A treatment plan should also be generated at the initial visit, and it should include the goals expressed in measurable terms. Besides these goals, the treatment plan should detail the frequency, duration and projected end-point of the therapy. The use of "PRN" or "as needed" for a frequency of treatment does not establish the treatment as medically necessary for an acute condition and suggests treatment is for maintenance of a chronic condition.
Each subsequent visit should update the patient's history, exam and progress toward the treatment plan. This would then help substantiate ongoing care based on any changes in the patient's signs and symptoms, physical findings, response to treatment and any modifications to the treatment plan.
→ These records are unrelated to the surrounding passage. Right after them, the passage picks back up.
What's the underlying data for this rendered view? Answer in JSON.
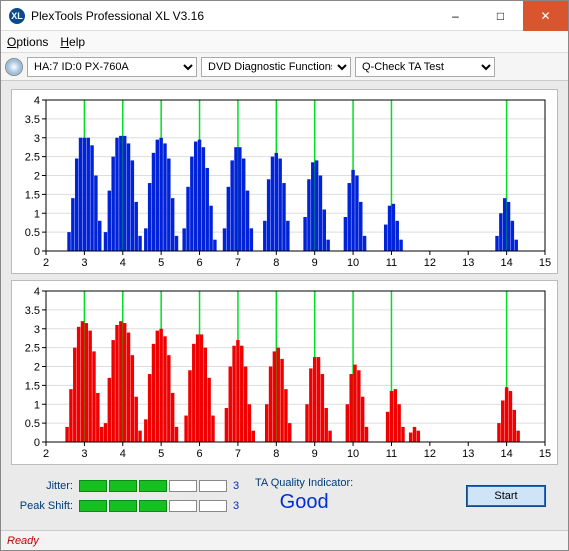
{
  "window": {
    "title": "PlexTools Professional XL V3.16",
    "logo_text": "XL",
    "logo_bg": "#0a4b8c"
  },
  "menu": {
    "options": "Options",
    "help": "Help"
  },
  "toolbar": {
    "drive": "HA:7 ID:0   PX-760A",
    "category": "DVD Diagnostic Functions",
    "test": "Q-Check TA Test"
  },
  "chart_top": {
    "type": "bar",
    "color": "#0022d8",
    "bg": "#ffffff",
    "grid_color": "#dddddd",
    "vline_color": "#00e020",
    "ylim": [
      0,
      4
    ],
    "ytick_step": 0.5,
    "xlim": [
      2,
      15
    ],
    "xtick_step": 1,
    "vlines": [
      3,
      4,
      5,
      6,
      7,
      8,
      9,
      10,
      11,
      14
    ],
    "bars": [
      [
        2.6,
        0.5
      ],
      [
        2.7,
        1.4
      ],
      [
        2.8,
        2.45
      ],
      [
        2.9,
        3.0
      ],
      [
        3.0,
        3.0
      ],
      [
        3.1,
        3.0
      ],
      [
        3.2,
        2.8
      ],
      [
        3.3,
        2.0
      ],
      [
        3.4,
        0.8
      ],
      [
        3.55,
        0.5
      ],
      [
        3.65,
        1.6
      ],
      [
        3.75,
        2.5
      ],
      [
        3.85,
        3.0
      ],
      [
        3.95,
        3.05
      ],
      [
        4.05,
        3.05
      ],
      [
        4.15,
        2.85
      ],
      [
        4.25,
        2.4
      ],
      [
        4.35,
        1.3
      ],
      [
        4.45,
        0.4
      ],
      [
        4.6,
        0.6
      ],
      [
        4.7,
        1.8
      ],
      [
        4.8,
        2.6
      ],
      [
        4.9,
        2.95
      ],
      [
        5.0,
        3.0
      ],
      [
        5.1,
        2.85
      ],
      [
        5.2,
        2.45
      ],
      [
        5.3,
        1.4
      ],
      [
        5.4,
        0.4
      ],
      [
        5.6,
        0.6
      ],
      [
        5.7,
        1.7
      ],
      [
        5.8,
        2.5
      ],
      [
        5.9,
        2.9
      ],
      [
        6.0,
        2.95
      ],
      [
        6.1,
        2.75
      ],
      [
        6.2,
        2.2
      ],
      [
        6.3,
        1.2
      ],
      [
        6.4,
        0.3
      ],
      [
        6.65,
        0.6
      ],
      [
        6.75,
        1.7
      ],
      [
        6.85,
        2.4
      ],
      [
        6.95,
        2.75
      ],
      [
        7.05,
        2.75
      ],
      [
        7.15,
        2.45
      ],
      [
        7.25,
        1.6
      ],
      [
        7.35,
        0.6
      ],
      [
        7.7,
        0.8
      ],
      [
        7.8,
        1.9
      ],
      [
        7.9,
        2.5
      ],
      [
        8.0,
        2.6
      ],
      [
        8.1,
        2.45
      ],
      [
        8.2,
        1.8
      ],
      [
        8.3,
        0.8
      ],
      [
        8.75,
        0.9
      ],
      [
        8.85,
        1.9
      ],
      [
        8.95,
        2.35
      ],
      [
        9.05,
        2.4
      ],
      [
        9.15,
        2.0
      ],
      [
        9.25,
        1.1
      ],
      [
        9.35,
        0.3
      ],
      [
        9.8,
        0.9
      ],
      [
        9.9,
        1.8
      ],
      [
        10.0,
        2.15
      ],
      [
        10.1,
        2.0
      ],
      [
        10.2,
        1.3
      ],
      [
        10.3,
        0.4
      ],
      [
        10.85,
        0.7
      ],
      [
        10.95,
        1.2
      ],
      [
        11.05,
        1.25
      ],
      [
        11.15,
        0.8
      ],
      [
        11.25,
        0.3
      ],
      [
        13.75,
        0.4
      ],
      [
        13.85,
        1.0
      ],
      [
        13.95,
        1.4
      ],
      [
        14.05,
        1.3
      ],
      [
        14.15,
        0.8
      ],
      [
        14.25,
        0.3
      ]
    ]
  },
  "chart_bottom": {
    "type": "bar",
    "color": "#f00000",
    "bg": "#ffffff",
    "grid_color": "#dddddd",
    "vline_color": "#00e020",
    "ylim": [
      0,
      4
    ],
    "ytick_step": 0.5,
    "xlim": [
      2,
      15
    ],
    "xtick_step": 1,
    "vlines": [
      3,
      4,
      5,
      6,
      7,
      8,
      9,
      10,
      11,
      14
    ],
    "bars": [
      [
        2.55,
        0.4
      ],
      [
        2.65,
        1.4
      ],
      [
        2.75,
        2.5
      ],
      [
        2.85,
        3.05
      ],
      [
        2.95,
        3.2
      ],
      [
        3.05,
        3.15
      ],
      [
        3.15,
        2.95
      ],
      [
        3.25,
        2.4
      ],
      [
        3.35,
        1.3
      ],
      [
        3.45,
        0.4
      ],
      [
        3.55,
        0.5
      ],
      [
        3.65,
        1.7
      ],
      [
        3.75,
        2.7
      ],
      [
        3.85,
        3.1
      ],
      [
        3.95,
        3.2
      ],
      [
        4.05,
        3.15
      ],
      [
        4.15,
        2.9
      ],
      [
        4.25,
        2.3
      ],
      [
        4.35,
        1.2
      ],
      [
        4.45,
        0.3
      ],
      [
        4.6,
        0.6
      ],
      [
        4.7,
        1.8
      ],
      [
        4.8,
        2.6
      ],
      [
        4.9,
        2.95
      ],
      [
        5.0,
        3.0
      ],
      [
        5.1,
        2.8
      ],
      [
        5.2,
        2.3
      ],
      [
        5.3,
        1.3
      ],
      [
        5.4,
        0.4
      ],
      [
        5.65,
        0.7
      ],
      [
        5.75,
        1.9
      ],
      [
        5.85,
        2.6
      ],
      [
        5.95,
        2.85
      ],
      [
        6.05,
        2.85
      ],
      [
        6.15,
        2.5
      ],
      [
        6.25,
        1.7
      ],
      [
        6.35,
        0.7
      ],
      [
        6.7,
        0.9
      ],
      [
        6.8,
        2.0
      ],
      [
        6.9,
        2.55
      ],
      [
        7.0,
        2.7
      ],
      [
        7.1,
        2.55
      ],
      [
        7.2,
        2.0
      ],
      [
        7.3,
        1.0
      ],
      [
        7.4,
        0.3
      ],
      [
        7.75,
        1.0
      ],
      [
        7.85,
        2.0
      ],
      [
        7.95,
        2.4
      ],
      [
        8.05,
        2.5
      ],
      [
        8.15,
        2.2
      ],
      [
        8.25,
        1.4
      ],
      [
        8.35,
        0.5
      ],
      [
        8.8,
        1.0
      ],
      [
        8.9,
        1.95
      ],
      [
        9.0,
        2.25
      ],
      [
        9.1,
        2.25
      ],
      [
        9.2,
        1.8
      ],
      [
        9.3,
        0.9
      ],
      [
        9.4,
        0.3
      ],
      [
        9.85,
        1.0
      ],
      [
        9.95,
        1.8
      ],
      [
        10.05,
        2.05
      ],
      [
        10.15,
        1.9
      ],
      [
        10.25,
        1.2
      ],
      [
        10.35,
        0.4
      ],
      [
        10.9,
        0.8
      ],
      [
        11.0,
        1.35
      ],
      [
        11.1,
        1.4
      ],
      [
        11.2,
        1.0
      ],
      [
        11.3,
        0.4
      ],
      [
        11.5,
        0.25
      ],
      [
        11.6,
        0.4
      ],
      [
        11.7,
        0.3
      ],
      [
        13.8,
        0.5
      ],
      [
        13.9,
        1.1
      ],
      [
        14.0,
        1.45
      ],
      [
        14.1,
        1.35
      ],
      [
        14.2,
        0.85
      ],
      [
        14.3,
        0.3
      ]
    ]
  },
  "meters": {
    "jitter": {
      "label": "Jitter:",
      "filled": 3,
      "total": 5,
      "value": "3"
    },
    "peakshift": {
      "label": "Peak Shift:",
      "filled": 3,
      "total": 5,
      "value": "3"
    },
    "seg_on": "#15c020",
    "seg_off": "#ffffff"
  },
  "ta": {
    "label": "TA Quality Indicator:",
    "value": "Good",
    "value_color": "#0030d0"
  },
  "buttons": {
    "start": "Start"
  },
  "status": {
    "text": "Ready"
  }
}
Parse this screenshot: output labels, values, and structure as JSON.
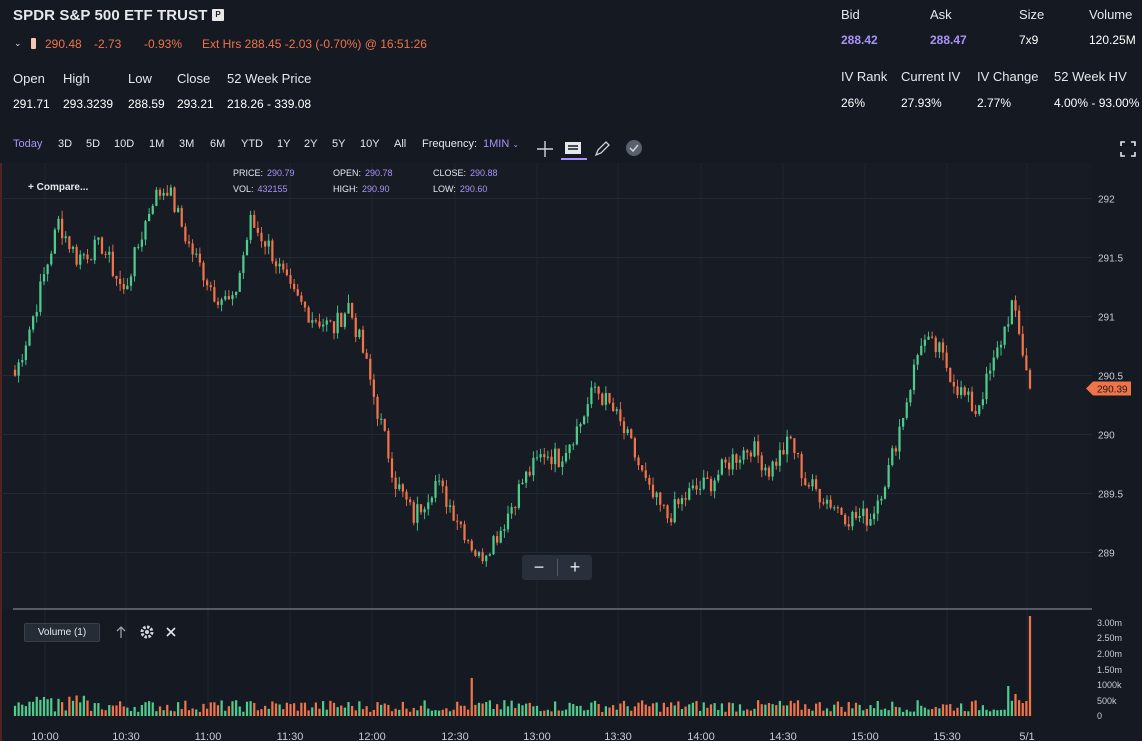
{
  "header": {
    "title": "SPDR S&P 500 ETF TRUST",
    "badge": "P",
    "last": "290.48",
    "change": "-2.73",
    "change_pct": "-0.93%",
    "ext_hours": "Ext Hrs 288.45 -2.03 (-0.70%) @ 16:51:26"
  },
  "stats_left": [
    {
      "label": "Open",
      "value": "291.71"
    },
    {
      "label": "High",
      "value": "293.3239"
    },
    {
      "label": "Low",
      "value": "288.59"
    },
    {
      "label": "Close",
      "value": "293.21"
    },
    {
      "label": "52 Week Price",
      "value": "218.26 - 339.08"
    }
  ],
  "quote_right": [
    {
      "label": "Bid",
      "value": "288.42"
    },
    {
      "label": "Ask",
      "value": "288.47"
    },
    {
      "label": "Size",
      "value": "7x9"
    },
    {
      "label": "Volume",
      "value": "120.25M"
    }
  ],
  "iv_right": [
    {
      "label": "IV Rank",
      "value": "26%"
    },
    {
      "label": "Current IV",
      "value": "27.93%"
    },
    {
      "label": "IV Change",
      "value": "2.77%"
    },
    {
      "label": "52 Week HV",
      "value": "4.00% - 93.00%"
    }
  ],
  "toolbar": {
    "ranges": [
      "Today",
      "3D",
      "5D",
      "10D",
      "1M",
      "3M",
      "6M",
      "YTD",
      "1Y",
      "2Y",
      "5Y",
      "10Y",
      "All"
    ],
    "active_range": "Today",
    "frequency_label": "Frequency:",
    "frequency_value": "1MIN",
    "icons": [
      "crosshair-icon",
      "comment-icon",
      "pencil-icon",
      "check-badge-icon",
      "fullscreen-icon"
    ]
  },
  "chart_overlay": {
    "compare": "+ Compare...",
    "price_label": "PRICE:",
    "price": "290.79",
    "open_label": "OPEN:",
    "open": "290.78",
    "close_label": "CLOSE:",
    "close": "290.88",
    "vol_label": "VOL:",
    "vol": "432155",
    "high_label": "HIGH:",
    "high": "290.90",
    "low_label": "LOW:",
    "low": "290.60",
    "last_price_tag": "290.39"
  },
  "volume_panel": {
    "label": "Volume (1)",
    "y_ticks": [
      "3.00m",
      "2.50m",
      "2.00m",
      "1.50m",
      "1000k",
      "500k",
      "0"
    ]
  },
  "colors": {
    "up": "#4ecb8d",
    "down": "#f0734a",
    "accent": "#a993f7",
    "bg": "#141922"
  },
  "chart_data": {
    "type": "candlestick",
    "x_ticks": [
      "10:00",
      "10:30",
      "11:00",
      "11:30",
      "12:00",
      "12:30",
      "13:00",
      "13:30",
      "14:00",
      "14:30",
      "15:00",
      "15:30",
      "5/1"
    ],
    "y_ticks": [
      "292",
      "291.5",
      "291",
      "290.5",
      "290",
      "289.5",
      "289"
    ],
    "ylim": [
      288.6,
      292.4
    ],
    "keypoints": [
      [
        0,
        290.5
      ],
      [
        5,
        291
      ],
      [
        12,
        291.8
      ],
      [
        17,
        291.5
      ],
      [
        24,
        291.6
      ],
      [
        30,
        291.2
      ],
      [
        38,
        292
      ],
      [
        42,
        292.1
      ],
      [
        48,
        291.6
      ],
      [
        55,
        291.2
      ],
      [
        60,
        291.1
      ],
      [
        65,
        291.8
      ],
      [
        70,
        291.6
      ],
      [
        76,
        291.2
      ],
      [
        82,
        291
      ],
      [
        88,
        290.9
      ],
      [
        92,
        291.1
      ],
      [
        96,
        290.7
      ],
      [
        100,
        290.2
      ],
      [
        105,
        289.6
      ],
      [
        110,
        289.3
      ],
      [
        116,
        289.6
      ],
      [
        122,
        289.3
      ],
      [
        128,
        288.95
      ],
      [
        134,
        289.2
      ],
      [
        140,
        289.6
      ],
      [
        146,
        289.85
      ],
      [
        150,
        289.8
      ],
      [
        156,
        290.1
      ],
      [
        160,
        290.4
      ],
      [
        165,
        290.2
      ],
      [
        170,
        289.9
      ],
      [
        175,
        289.5
      ],
      [
        180,
        289.3
      ],
      [
        186,
        289.5
      ],
      [
        192,
        289.6
      ],
      [
        198,
        289.8
      ],
      [
        203,
        289.9
      ],
      [
        208,
        289.7
      ],
      [
        214,
        289.95
      ],
      [
        218,
        289.6
      ],
      [
        224,
        289.45
      ],
      [
        230,
        289.3
      ],
      [
        236,
        289.3
      ],
      [
        241,
        289.7
      ],
      [
        246,
        290.3
      ],
      [
        250,
        290.8
      ],
      [
        255,
        290.7
      ],
      [
        260,
        290.4
      ],
      [
        265,
        290.2
      ],
      [
        270,
        290.6
      ],
      [
        275,
        291.1
      ],
      [
        278,
        290.7
      ],
      [
        280,
        290.45
      ]
    ],
    "last": 290.39
  }
}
Once the patient's condition has been stabilized, treatment is no longer a Medicare benefit. This would apply even if each treatment of a chronic condition resulted in some temporary improvement. If there is no substantial long-term improvement, this would be considered "chronic maintenance" treatment and not payable by Medicare nor would it qualify the service for billing using the AT modifier. In our probe reviews, we did find some patients who were into their 4th year of ongoing chiropractic manipulation without evidence of re-injury or exacerbation. This would appear to be maintenance and should have not been billed to Medicare as a covered service.
Finally, spinal manipulation codes differ according to the number of regions treated. Therefore, the record should identify for each encounter the exact regions treated and that support the code billed. Additionally, spinal manipulation codes cannot be billed for any other service that is not spinal manipulation.